6. Make all presentations interactive
We tend to assume that if we say something in our presentations, people will get it. As if it was a direct brain-to-brain transfer of information. This is not how transfer of information happens. Use activities, live polls, Q & A and if you are using Prezi – embrace the power of non-linear presenting. Try letting your audience drive the presentation.
7. Create engaging visual aids
I have seen so many awful slides – bullet points, too much information, you name it. Create audience-centric slides and then use flip charts, story boards, film clips; anything to break up that slide routine we can all so easily fall into.
8. Use stories all the time
Stories are naturally engaging. For millennia this is how we have communicated. Use your own or other stories, metaphors or analogies to bring your presentations to life.

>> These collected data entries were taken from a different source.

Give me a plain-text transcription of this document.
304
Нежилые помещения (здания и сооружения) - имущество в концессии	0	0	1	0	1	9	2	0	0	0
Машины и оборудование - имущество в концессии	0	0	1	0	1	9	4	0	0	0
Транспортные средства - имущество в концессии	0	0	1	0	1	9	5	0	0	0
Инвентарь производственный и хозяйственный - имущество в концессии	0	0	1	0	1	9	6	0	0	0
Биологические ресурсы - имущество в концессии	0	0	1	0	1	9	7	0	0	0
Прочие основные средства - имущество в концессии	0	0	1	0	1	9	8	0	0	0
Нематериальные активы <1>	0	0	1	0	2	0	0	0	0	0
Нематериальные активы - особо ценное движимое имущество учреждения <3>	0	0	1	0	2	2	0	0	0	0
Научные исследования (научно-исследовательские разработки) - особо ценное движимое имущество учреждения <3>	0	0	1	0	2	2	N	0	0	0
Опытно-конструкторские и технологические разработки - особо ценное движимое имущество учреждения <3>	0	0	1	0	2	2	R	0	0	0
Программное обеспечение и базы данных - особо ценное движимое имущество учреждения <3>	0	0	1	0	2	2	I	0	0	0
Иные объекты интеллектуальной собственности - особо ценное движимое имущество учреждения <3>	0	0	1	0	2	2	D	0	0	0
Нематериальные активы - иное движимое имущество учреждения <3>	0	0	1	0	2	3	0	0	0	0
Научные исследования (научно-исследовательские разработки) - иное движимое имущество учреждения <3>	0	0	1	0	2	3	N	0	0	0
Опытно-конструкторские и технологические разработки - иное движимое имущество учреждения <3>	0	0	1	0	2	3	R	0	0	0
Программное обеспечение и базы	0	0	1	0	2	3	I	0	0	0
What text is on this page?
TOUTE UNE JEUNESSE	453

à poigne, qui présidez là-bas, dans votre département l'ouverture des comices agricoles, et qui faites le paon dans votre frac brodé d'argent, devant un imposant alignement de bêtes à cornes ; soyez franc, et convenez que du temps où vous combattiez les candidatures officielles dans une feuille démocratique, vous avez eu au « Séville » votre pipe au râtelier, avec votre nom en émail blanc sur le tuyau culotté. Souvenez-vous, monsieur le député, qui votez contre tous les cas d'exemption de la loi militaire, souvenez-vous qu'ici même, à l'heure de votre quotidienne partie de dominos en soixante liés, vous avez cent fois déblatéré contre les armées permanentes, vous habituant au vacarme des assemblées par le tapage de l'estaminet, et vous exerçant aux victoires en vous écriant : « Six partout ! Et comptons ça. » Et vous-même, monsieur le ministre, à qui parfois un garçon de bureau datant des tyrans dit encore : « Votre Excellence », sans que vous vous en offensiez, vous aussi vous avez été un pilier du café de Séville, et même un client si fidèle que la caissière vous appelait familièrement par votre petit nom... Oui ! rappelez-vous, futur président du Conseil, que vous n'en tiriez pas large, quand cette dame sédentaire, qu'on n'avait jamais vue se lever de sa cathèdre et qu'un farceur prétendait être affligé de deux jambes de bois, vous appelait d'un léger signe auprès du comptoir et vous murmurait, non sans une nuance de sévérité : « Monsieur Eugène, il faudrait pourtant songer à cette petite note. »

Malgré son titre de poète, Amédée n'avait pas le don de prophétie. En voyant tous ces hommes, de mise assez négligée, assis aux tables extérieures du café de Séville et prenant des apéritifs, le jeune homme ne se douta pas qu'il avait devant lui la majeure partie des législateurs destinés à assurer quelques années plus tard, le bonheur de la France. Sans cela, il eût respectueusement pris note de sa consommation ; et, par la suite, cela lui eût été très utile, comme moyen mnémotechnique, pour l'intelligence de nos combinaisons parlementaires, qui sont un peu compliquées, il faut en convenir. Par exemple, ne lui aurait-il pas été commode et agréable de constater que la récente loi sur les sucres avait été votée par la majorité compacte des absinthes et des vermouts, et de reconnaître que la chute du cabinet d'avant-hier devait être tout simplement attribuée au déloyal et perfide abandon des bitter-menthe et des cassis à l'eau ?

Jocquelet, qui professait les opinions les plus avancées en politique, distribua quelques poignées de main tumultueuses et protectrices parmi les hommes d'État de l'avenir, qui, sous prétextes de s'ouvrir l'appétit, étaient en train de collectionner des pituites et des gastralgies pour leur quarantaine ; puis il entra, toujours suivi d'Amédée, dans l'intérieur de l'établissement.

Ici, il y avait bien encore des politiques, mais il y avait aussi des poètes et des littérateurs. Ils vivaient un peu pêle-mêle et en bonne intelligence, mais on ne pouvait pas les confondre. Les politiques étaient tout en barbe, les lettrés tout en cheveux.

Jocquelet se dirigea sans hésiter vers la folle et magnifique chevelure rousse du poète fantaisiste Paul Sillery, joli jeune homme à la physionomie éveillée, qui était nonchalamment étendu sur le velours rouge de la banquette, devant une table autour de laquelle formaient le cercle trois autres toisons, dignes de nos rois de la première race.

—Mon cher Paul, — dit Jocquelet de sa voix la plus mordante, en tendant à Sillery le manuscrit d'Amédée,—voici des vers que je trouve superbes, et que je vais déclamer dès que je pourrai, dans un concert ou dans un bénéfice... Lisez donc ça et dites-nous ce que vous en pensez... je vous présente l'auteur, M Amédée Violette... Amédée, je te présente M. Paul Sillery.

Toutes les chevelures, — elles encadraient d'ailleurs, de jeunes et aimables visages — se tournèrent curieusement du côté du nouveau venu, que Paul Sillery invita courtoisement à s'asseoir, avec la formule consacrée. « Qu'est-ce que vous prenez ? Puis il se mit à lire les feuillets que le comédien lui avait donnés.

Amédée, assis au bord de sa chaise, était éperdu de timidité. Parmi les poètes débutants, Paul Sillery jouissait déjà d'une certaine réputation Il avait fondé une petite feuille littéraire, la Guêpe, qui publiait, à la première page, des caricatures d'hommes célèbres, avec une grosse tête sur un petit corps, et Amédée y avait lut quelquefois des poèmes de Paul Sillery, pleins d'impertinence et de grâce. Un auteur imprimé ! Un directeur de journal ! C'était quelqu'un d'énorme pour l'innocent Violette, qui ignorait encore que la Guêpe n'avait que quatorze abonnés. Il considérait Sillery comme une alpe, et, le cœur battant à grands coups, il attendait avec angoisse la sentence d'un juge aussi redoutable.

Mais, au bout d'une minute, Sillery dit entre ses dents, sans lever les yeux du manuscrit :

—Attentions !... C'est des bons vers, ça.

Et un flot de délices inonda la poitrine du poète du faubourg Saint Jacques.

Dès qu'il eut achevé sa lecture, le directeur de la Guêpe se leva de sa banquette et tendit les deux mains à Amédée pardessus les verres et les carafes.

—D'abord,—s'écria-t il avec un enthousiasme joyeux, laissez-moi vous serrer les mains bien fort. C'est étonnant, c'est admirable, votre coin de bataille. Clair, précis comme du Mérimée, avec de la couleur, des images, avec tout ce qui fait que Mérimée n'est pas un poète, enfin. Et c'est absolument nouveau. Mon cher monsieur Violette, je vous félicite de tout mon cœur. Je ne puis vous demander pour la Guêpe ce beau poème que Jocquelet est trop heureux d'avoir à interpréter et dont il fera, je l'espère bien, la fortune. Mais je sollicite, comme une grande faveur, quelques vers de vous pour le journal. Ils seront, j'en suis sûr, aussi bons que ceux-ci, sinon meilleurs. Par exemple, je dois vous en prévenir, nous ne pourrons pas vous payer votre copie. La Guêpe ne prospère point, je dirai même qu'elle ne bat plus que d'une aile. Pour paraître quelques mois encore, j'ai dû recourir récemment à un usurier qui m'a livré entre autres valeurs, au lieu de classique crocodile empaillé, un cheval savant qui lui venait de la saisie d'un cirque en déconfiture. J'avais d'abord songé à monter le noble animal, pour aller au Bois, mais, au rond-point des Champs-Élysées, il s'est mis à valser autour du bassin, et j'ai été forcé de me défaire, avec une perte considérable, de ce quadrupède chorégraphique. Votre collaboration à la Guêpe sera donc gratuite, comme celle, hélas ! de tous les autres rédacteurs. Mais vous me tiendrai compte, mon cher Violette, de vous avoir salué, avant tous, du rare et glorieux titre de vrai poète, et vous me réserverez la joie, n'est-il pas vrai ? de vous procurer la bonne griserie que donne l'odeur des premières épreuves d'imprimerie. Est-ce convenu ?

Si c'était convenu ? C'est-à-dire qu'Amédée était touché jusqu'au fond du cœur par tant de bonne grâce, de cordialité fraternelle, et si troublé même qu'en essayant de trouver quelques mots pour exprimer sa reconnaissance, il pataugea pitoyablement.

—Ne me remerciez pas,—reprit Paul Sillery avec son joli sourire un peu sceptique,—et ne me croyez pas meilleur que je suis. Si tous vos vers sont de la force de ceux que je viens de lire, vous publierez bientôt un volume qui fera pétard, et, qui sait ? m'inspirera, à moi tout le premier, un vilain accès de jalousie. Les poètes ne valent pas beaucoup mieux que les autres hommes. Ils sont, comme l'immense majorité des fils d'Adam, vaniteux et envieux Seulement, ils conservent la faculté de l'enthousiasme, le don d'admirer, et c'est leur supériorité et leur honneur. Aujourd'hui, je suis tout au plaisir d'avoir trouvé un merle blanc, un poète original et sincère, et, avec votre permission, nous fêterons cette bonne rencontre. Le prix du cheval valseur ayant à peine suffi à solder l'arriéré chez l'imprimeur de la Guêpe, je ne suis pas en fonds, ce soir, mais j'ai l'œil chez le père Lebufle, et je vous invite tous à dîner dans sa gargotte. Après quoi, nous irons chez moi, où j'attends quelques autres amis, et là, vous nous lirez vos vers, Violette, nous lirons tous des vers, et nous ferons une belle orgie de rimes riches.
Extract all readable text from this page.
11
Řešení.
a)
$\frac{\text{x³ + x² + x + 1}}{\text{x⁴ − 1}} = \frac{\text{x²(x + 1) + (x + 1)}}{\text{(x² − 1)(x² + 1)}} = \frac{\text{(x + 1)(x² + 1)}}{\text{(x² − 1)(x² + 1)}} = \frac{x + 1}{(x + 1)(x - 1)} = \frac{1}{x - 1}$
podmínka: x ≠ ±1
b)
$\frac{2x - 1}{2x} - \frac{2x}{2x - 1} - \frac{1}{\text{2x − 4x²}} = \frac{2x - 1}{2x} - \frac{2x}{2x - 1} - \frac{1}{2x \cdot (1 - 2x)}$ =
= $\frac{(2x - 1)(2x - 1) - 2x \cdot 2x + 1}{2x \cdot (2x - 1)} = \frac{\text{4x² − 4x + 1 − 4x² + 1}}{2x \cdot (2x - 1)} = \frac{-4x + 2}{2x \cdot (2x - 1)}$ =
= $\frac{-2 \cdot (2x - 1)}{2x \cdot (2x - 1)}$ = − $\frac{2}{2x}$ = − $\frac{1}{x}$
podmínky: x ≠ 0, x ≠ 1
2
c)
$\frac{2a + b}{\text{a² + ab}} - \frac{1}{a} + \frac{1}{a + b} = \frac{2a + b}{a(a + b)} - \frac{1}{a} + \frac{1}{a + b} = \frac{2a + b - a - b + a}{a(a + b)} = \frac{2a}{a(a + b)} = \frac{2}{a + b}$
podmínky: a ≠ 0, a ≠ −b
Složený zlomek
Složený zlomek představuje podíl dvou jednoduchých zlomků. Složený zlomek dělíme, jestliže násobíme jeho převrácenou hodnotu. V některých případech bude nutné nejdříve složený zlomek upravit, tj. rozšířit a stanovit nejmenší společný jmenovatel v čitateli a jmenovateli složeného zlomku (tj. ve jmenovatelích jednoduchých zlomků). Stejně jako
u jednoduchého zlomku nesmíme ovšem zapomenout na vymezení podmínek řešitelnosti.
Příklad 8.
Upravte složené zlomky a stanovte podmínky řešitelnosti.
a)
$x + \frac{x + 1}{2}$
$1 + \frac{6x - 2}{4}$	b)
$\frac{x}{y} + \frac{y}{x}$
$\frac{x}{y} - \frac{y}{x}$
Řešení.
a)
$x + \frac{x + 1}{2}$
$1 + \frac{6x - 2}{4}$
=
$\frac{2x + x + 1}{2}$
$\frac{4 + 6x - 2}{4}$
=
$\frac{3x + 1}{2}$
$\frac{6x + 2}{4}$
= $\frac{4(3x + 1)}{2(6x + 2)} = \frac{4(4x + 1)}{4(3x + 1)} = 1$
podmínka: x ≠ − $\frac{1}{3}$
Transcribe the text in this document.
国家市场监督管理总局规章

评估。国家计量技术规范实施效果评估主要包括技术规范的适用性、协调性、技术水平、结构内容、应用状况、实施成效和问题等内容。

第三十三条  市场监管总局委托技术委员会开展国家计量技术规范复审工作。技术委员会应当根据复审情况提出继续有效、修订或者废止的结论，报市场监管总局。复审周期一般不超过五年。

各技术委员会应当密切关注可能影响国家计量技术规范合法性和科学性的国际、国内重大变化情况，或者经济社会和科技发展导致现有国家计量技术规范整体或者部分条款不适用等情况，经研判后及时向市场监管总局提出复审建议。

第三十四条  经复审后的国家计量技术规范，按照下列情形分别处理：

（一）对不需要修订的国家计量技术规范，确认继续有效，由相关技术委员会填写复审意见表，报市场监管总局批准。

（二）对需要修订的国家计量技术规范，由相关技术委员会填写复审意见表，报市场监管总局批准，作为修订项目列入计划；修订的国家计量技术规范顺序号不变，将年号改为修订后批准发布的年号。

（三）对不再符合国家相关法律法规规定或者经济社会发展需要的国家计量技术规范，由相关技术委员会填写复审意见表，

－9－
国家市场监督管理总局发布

9. Embrace the idea of using humour
Humour shines a light on the absurdity of so much human behaviour. It means you also don’t take yourself too seriously, and that relaxes the audience. Life is getting too serious. Over 70% of adults smile less than 20 times a day at work. It’s good to laugh. Laughter benefits many of the body’s vital organs; the respiratory, cardiovascular, hormonal and even immune systems. Even smiling releases beneficial endorphins.
10. Share the glory
Don’t steal all the glory for yourself. Share the stage with other presenters or the audience members to help you narrate the story and make the whole presentation more interactive. Steve Jobs never pulled off the entire presentation by himself; he always invited several speakers, including designers, partners, and other executives, to help him introduce their latest product. Do the same.
There we have it – my top 10 ideas. How many do you use now? Which ones can you use tomorrow? Please, please, please – find ways to make presentations interactive, engaging and memorable. I am sure you, like me, have had enough of boring presentations.